Comment by frumiousirc

20 hours ago

Yours matches my own experience and work habits.

My mental model is that LLMs are obedient but lazy. The laziness shows in the output matching the letter of the prompt but with as high "code entropy" as possible.

What I mean by "code entropy" is, for example, copy-paste-tweak (high entropy) is always easier (on the short term) for LLMs (and humans) to output than defining a function to hold concepts common across the pastes with the "tweak" represented by function arguments.

LLMs will produce high entropy output unless constrained to produce lower entropy ("better") code.

Until/unless LLMs are trained to actually apply craft learned by experienced humans, we must be explicit in our prompts.

For example, I get good results from say Claude Sonnnet when my instruction include:

- Statements of specific file, class, function names to use.

- Explicit design patterns to apply. ("loop over the outer product of lists of choices for each category")
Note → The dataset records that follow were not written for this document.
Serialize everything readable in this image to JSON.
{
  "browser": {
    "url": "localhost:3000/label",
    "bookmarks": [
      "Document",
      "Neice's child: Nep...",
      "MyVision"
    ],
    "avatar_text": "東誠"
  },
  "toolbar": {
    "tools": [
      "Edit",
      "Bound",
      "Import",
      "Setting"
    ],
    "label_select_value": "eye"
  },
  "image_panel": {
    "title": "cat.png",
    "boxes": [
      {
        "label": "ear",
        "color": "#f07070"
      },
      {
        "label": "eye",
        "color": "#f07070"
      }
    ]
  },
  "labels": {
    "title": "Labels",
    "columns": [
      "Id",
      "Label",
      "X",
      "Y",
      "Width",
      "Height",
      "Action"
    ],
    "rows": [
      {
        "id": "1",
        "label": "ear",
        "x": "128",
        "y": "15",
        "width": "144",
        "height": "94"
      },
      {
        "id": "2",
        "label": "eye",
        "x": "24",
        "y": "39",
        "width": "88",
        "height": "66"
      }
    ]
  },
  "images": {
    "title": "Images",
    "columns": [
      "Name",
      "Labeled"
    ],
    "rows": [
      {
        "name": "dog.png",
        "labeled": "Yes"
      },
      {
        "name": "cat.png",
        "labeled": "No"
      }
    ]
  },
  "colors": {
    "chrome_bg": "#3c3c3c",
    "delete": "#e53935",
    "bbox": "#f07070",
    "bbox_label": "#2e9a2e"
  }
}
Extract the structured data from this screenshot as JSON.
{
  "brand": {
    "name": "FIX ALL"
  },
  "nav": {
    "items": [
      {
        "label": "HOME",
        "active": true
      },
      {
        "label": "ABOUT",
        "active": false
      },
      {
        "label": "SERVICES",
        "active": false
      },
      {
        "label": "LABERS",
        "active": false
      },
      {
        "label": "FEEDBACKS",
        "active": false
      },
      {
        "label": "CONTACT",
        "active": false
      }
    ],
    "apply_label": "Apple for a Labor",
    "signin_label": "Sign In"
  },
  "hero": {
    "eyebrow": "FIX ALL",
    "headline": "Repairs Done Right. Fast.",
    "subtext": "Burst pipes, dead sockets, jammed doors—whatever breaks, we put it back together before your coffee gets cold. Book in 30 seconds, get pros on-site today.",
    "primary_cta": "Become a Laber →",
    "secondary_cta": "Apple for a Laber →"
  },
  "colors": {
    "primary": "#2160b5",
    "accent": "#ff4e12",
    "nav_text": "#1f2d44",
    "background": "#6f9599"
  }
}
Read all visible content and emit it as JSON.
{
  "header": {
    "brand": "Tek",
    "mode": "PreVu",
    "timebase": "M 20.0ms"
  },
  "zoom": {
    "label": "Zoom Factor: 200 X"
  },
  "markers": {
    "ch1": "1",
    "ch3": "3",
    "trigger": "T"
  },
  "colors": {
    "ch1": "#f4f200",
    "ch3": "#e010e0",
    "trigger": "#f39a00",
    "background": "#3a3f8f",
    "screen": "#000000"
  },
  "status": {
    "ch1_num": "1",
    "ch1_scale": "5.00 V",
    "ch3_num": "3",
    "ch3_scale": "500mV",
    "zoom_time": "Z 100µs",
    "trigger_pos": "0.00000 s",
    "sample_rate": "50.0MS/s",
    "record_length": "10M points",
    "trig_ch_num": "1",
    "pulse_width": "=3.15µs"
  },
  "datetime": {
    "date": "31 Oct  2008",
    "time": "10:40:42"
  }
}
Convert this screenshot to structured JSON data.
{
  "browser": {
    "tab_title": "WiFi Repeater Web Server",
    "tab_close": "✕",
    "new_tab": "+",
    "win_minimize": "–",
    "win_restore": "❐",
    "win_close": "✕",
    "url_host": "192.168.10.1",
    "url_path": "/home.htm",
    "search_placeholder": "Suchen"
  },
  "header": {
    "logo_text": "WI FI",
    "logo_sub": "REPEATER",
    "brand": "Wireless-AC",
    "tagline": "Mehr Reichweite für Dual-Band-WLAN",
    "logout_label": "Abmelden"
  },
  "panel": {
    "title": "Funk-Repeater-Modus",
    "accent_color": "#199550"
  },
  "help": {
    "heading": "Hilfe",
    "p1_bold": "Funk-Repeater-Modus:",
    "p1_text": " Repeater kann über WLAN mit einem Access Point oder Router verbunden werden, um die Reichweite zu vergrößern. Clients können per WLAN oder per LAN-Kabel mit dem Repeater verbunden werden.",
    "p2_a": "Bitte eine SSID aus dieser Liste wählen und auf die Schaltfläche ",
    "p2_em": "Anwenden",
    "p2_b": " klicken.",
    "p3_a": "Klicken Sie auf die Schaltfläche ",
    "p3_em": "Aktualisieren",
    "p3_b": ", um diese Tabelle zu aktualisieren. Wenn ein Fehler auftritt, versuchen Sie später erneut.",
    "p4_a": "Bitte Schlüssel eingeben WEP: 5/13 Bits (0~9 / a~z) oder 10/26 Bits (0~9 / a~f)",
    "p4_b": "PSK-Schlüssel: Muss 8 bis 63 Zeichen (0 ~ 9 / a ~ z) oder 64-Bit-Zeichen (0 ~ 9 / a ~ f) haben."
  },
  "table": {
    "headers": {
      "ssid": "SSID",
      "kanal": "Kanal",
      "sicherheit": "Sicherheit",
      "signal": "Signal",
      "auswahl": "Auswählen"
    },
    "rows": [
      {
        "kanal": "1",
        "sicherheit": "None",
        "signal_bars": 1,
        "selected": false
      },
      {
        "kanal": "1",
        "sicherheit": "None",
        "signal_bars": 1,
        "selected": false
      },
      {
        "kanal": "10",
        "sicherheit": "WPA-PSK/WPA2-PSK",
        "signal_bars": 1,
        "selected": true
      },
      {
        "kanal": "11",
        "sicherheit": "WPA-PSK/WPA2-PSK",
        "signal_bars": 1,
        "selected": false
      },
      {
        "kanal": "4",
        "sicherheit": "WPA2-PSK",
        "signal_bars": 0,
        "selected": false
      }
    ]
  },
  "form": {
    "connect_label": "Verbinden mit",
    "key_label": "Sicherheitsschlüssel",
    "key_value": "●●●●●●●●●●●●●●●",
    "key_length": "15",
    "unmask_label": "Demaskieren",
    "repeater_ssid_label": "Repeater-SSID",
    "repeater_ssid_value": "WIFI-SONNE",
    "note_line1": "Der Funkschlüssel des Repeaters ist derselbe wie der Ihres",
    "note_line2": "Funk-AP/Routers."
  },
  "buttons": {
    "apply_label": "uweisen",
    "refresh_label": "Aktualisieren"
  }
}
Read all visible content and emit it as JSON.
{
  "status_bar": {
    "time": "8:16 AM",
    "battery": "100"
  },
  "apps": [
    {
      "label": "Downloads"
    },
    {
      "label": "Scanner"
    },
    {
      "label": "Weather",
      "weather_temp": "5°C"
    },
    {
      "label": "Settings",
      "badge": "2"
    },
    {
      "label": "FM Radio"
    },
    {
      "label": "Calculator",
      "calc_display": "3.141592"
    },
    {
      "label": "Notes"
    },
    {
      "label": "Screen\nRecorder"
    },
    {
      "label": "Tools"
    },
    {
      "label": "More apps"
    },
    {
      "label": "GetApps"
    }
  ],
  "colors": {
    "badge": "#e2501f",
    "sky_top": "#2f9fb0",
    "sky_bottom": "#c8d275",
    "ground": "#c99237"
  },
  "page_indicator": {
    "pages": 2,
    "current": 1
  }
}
- Implementation hints ("use itertools.product() to iterate over the combinations")

- And, "ask questions if you are uncertain" helps trigger an iteration to quickly clarify something instead of fixing the resulting code.

This specificity makes prompting a lot more work but it pays off. I only go this far when I care about the resulting code. And, I still often "retouch" as you also describe.

OTOH, when I'm vibing I'll just give end goals and let the slop flow.